If dosages below PDE are not of concern, how probable it is that the average home extractor can meet Class 3 residual solvent standards of 5000 ppm, not to exceed 50 mg/day, without analyzing equipment beyond his nose.

ASSuming average human odor threshold, Isopropyl alcohol is detectable around 200 to 40 ppm. I can still smell and taste the sweetness and flavor of the Isopropyl if the extraction is simply evaporated away using air flow, but after decarboxylation, it was no longer detectable. QWISO - GrayWolf’s Lair (

Part of Doug at Cannabis Home Sciences presentation are easy ways to further clean the Iso extract to remove not only the residual Iso, but also the waxes and lipids. All using readily available equipment and ingredients.

I’ve sampled his RICE oil and can tell you that I was unable to detect any Isopropyl, so I believe the levels to be at least below 200 ppm. At 40 ppm to 200 ppm residual Iso and one gram per day concentrate dosage, residual solvent would be 0.000006 grams to 0.0002 grams per day.

I no longer have a GC, but I still have a sample of the Rice if anyone wants to test it for residual


Here’s the page for Acetone which explicitly says this is for food content:


Isopropyl & Ethyl Acetate have similar language. You can find links to them on the “Section C” page.


If you can get to 50ppm yeah sure go for it.
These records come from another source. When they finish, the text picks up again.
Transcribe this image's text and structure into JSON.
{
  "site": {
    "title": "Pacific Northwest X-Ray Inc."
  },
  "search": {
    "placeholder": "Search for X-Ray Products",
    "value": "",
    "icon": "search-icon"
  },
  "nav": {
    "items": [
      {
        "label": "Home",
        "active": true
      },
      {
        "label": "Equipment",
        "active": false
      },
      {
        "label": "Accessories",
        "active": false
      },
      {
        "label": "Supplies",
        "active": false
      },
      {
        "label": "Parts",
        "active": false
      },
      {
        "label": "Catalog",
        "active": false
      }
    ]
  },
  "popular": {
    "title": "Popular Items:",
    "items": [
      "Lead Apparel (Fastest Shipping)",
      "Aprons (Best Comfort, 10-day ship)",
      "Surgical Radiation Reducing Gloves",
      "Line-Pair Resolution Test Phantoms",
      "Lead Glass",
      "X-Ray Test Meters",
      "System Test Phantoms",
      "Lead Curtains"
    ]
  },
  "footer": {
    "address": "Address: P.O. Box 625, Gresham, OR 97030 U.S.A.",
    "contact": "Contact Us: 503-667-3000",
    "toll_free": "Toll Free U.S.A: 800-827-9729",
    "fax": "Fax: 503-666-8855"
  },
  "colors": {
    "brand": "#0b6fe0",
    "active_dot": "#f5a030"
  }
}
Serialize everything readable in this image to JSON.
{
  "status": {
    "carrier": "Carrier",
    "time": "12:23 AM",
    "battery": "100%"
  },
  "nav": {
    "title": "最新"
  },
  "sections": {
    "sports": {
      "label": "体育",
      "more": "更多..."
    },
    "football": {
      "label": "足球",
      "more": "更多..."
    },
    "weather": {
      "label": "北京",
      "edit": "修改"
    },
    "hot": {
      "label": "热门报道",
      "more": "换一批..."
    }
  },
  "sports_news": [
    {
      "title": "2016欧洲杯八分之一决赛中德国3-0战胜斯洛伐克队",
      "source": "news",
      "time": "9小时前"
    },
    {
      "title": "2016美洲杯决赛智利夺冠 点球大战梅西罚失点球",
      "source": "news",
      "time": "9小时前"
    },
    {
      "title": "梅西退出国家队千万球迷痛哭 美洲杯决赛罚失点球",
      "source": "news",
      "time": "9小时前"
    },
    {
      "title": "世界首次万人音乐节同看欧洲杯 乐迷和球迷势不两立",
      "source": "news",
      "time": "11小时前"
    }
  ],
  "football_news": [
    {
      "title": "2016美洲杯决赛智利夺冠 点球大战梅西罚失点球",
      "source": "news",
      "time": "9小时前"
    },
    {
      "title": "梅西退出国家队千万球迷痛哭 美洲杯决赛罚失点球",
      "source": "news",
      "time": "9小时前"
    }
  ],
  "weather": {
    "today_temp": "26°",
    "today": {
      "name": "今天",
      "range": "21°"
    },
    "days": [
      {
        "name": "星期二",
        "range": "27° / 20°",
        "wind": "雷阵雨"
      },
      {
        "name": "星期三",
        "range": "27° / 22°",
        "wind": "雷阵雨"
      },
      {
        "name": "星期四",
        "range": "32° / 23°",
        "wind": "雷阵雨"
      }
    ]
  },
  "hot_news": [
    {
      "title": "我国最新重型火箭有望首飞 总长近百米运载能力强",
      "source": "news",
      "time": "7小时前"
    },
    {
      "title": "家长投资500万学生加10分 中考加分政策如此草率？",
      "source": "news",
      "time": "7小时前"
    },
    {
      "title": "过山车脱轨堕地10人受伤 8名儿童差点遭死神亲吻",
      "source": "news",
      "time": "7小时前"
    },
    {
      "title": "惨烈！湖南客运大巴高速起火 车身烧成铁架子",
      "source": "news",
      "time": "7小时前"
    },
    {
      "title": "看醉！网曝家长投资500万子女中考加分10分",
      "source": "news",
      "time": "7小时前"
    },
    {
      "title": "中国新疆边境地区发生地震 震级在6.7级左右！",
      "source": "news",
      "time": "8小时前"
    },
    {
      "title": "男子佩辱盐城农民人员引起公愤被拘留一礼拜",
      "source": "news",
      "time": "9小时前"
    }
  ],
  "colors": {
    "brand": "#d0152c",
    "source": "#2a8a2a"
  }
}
Still better off rexing in etoh.

I’m stubborn af. You’re not going to change my mind that ethanol is the best for anything smokable when it comes to alcohols or something that isn’t butane.

I actually think that even though I never worked with it, that methanol is the end all chemical for cannabis because methanol is the best drug extraction chemical. I just think that if you use methanol, you’re going to have to get the oil down to a very low ppm and …:man_facepalming:t2: Better off rexing it in ethanol after and then getting it tested for methanol residuals before you smoke or eat the result.

Don’t over complicate your life, distill your ethanol through a sieve and then use that ethanol for extraction.

I do think that acetone is great for figuring out how diamonds work though. That’s about it.


We are in agreement. Please understand, I’m addressing consumers with this, not the industry. Its about educating the consumer on four solvents by looking at the biology and regulations on residuals. The solvent war go on, but no one ever looks at the numbers so thats what’s presented in Slide #8 - the maximum allowable residual solvent in a 10mg gummie is 5 orders of magnitude below the FDA Permitted Daily Exposure values.

Thats the main focus. What do the numbers say…


riiiiiiighhhhhhhhhhhhhht right…


… Now I’m leaning towards getting your final result test no matter if you’re home use or a professional in a lab. Considering there’s a safe ppm limit.

For purging tests, of the 7 lab tests posted on the website, 4 had residual solvent testing with all 4 coming in under limits. And you know what? This was before I started decarbing at the end of the process. I boiled out the water, but didn’t drive the temp to 121c/250f to decarb. So in reality, it’s not hard to purge these 4 solvents to be compliant.